Next year will be defined by the race among countries to reach herd immunity. What level that is in terms of share of the population is still greatly contested, but let’s take 60% as an order of magnitude. Currently the government seems to have no firm plan when to reach that point nor the facilities or funding to make it happen. The private sector will ultimately have to do it — but this key point could well be reached only at the end of 2021 or into 2022.
A number of possibilities exists for taking the blame for the messy and delayed vaccine procurement process and confused communications — but a debate over making room for about R10bn of on-balance-sheet funding should have started in the government back in April, to allow for speedy decisions on a variety of different providers with clear targets for rollout.
Equally, the costs being cross-subsidised from private to public sector is an elegant solution but a unit tax on private medical schemes could have been paid for by the cancellation of the SAA bailout.
The first quarter of 2021 will be a challenging time as the Covid-19 support grant ends in January. Politically it is easily extendable, although the Treasury seems to be holding the line for the moment. The Unemployment Insurance Fund (UIF) schemes will end too while other facilities such as support grants for small, medium and micro enterprises (SMMEs) and tourism never really got off the ground and are forgotten.
The UIF scheme should be extended to cover businesses in hotspots with registered addresses given (as Business4SA has shown) that the UIF has enough liquid assets to finance such a scheme. Banks should put their heads together for a well-advertised scheme for hotspots and the Treasury should consider what reallocations of money sent down to lower levels of government can be reallocated for things such as rates relief for SMMEs.
These are just ideas, but ideas are lacking at the moment on how to offset the economic impact of not only the second wave now upon us but also a possible third and fourth surge in 2021 before widespread vaccination has been carried out.
Also lost is a sense of the scale of need. As with load-shedding, maybe the public has become immune to stories about unemployment or GDP data still well below the highwater of end-December 2019. There also exists an inability to compute the effects of inequality on bad headline data — in the National Income Dynamics Study-Coronavirus Rapid Mobile Survey (Nids-Cram) and elsewhere — data that isn’t bad enough to properly signal the economic pain of much of the population
Indeed, the fact that excess savings and access to credit allowing a rich South African to buy a R2m Porsche can offset the loss of income and consumption in a poorer neighbourhood of say 500 households — is the kind of reality that is very much South African yet underappreciated.
The second wave Nids-Cram study showed 11% of households reporting child starvation and 37% running out of money for food in June — down on April, and likely to have come down again in September but still unacceptably high.
At Breadline Africa, a Cape Town-based early childhood development charity where I am a trustee, we saw a shift from our usual early childhood development (ECD) infrastructure and partnership focus towards emergency feeding earlier in the year.
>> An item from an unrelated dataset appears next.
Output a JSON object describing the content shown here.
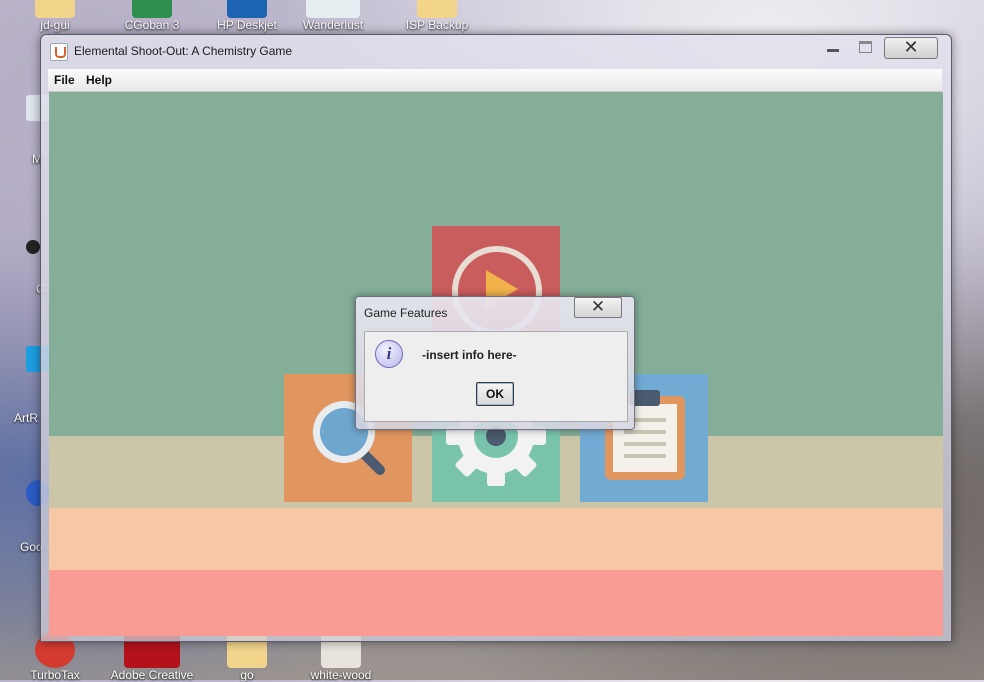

In Cape Town alone demand was met for 1.5-million children’s meals from the end of March to September. But crucially it still has had to support the provision of 25,000 meals a week even before the new lockdown. This is just one corner of the country — the scale is underappreciated.
Indeed, it puts things such as the public sector wage bill and state-owned entity (SOE) bailouts into perspective.
The fiscal cliff edge cannot be ignored but equally meeting our evolving needs within the fiscal framework and how those needs must be ranked and categorised not with a recovery in mind but subsequent surges and lockdowns — will require an important debate and shift in mindset. February isn’t far away at all — decisions have to be made now.
Monday night’s address should be the start of a new debate. For now, we largely seem to be on autopilot to (and beyond?) the February budget.